Dead & Company on Summer Tour: ‘You Couldn’t Turn Your Back on This Music’

One night on their debut tour last fall, the Grateful Dead-offshoot band Dead & Company were closing a show with “Brokedown Palace,” a country-soul ballad from the 1970 LP American Beauty, when singer-guitarist John Mayer looked out at the crowd and spotted “the real thing,” as he puts it – a veteran Deadhead with long white hair, matching beard and a tie-dye shirt.
“And he was in tears,” Mayer recalls, his voice heavy with awe. “You could tell he wasn’t alone – in spirit. He was there on behalf of his youth and the friends he’d lost. He was there on behalf of his life story and what these songs meant to him.” The guitarist, who was born seven years after the Dead recorded that song, also remembers being struck by gratitude. “I thought, ‘This is what I get to do – have this artistic freedom and give some freedom in return.’ And I get to do it with the guys who were there.”
On June 10th, Dead & Company – formed last year by Dead guitarist Bob Weir and drummers Bill Kreutzmann and Mickey Hart with Mayer, former Allman Brothers Band bassist Oteil Burbridge and longtime Dead associate Jeff Chimenti on keyboards – open their second U.S. tour in Charlotte, North Carolina. The 24 dates include two-night stadium stands in New York; Boulder, Colorado; and Boston, a solid box-office measure of the new band’s appeal after Weir, Kreutzmann, Hart and bassist Phil Lesh – the surviving members of the original band – played their last shows together at Fare Thee Well in Chicago last July.
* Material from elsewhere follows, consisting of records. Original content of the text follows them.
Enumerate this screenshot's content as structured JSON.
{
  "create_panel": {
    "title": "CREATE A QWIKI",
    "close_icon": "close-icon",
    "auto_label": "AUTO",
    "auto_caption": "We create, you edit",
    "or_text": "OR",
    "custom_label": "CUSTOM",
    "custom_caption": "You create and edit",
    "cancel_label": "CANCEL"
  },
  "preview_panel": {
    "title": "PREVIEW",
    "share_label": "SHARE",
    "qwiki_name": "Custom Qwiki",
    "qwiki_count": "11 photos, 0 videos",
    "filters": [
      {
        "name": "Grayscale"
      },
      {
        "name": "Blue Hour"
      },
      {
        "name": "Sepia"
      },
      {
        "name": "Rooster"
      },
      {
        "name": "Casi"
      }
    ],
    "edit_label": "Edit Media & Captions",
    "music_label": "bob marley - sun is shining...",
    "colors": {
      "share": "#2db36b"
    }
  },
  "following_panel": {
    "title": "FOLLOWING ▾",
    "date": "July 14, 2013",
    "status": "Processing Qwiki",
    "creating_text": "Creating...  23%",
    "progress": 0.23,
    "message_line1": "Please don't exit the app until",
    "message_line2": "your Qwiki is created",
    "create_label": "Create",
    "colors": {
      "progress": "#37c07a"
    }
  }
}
“We put a bunch of work into it, in rehearsal and on tour,” Weir says of Dead & Company, “and once you get that kind of deal up and running, it makes sense to break it out every now and then. We built a band that is fun to play in – and more.” Last fall, the group had a rotating bounty of about 60 classic and deep-track Dead numbers in the set lists. Dead & Company expect to add at least 20 more for the summer swing including, Weir hopes, “Passenger” from 1977’s Terrapin Station and “Weather Report Suite” from 1973’s Wake of the Flood.
“We need to finish up where ‘St. Stephen’ goes – there are other sections we didn’t have time to get to,” Weir says. “We could do a monster version of ‘Days Between'” – a Nineties tune the Dead never cut in the studio. “And I’d like to work up ‘Box of Rain,'” the poignant, opening jewel of American Beauty, originally sung by Lesh. “The vocal register is right in John’s wheelhouse. I think I’ve talked him into it.”
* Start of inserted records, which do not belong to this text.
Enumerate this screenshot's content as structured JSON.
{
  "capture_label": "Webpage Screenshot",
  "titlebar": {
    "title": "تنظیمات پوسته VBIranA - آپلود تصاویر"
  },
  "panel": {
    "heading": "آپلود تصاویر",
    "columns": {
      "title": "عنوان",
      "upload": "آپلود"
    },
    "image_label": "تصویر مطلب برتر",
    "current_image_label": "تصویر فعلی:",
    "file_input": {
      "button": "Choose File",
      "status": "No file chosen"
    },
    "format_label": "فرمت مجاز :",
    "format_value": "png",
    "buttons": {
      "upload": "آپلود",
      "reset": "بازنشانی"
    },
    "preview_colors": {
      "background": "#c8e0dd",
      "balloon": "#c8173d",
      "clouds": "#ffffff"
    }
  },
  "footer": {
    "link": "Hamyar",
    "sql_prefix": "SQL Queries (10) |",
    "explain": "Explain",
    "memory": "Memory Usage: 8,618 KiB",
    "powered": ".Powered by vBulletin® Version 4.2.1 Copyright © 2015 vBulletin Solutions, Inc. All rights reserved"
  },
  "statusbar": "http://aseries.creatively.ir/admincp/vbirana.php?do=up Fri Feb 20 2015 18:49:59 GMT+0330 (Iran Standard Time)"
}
“We built a band that is fun to play in – and more.” –Bob Weir
“You couldn’t turn your back on this music,” Hart says of the decision to continue touring with the Dead repertoire after Fare Thee Well. “We said, ‘This is the last time the four of us will be playing together.’ We didn’t say we were going to stop playing the music.” The drummer admits that “dropping” Mayer – an established blues guitarist and pop star and, at 38, the youngest member of Dead & Company – “into the Grateful Dead superstructure was a crapshoot. But there was magic. And that trumps everything.”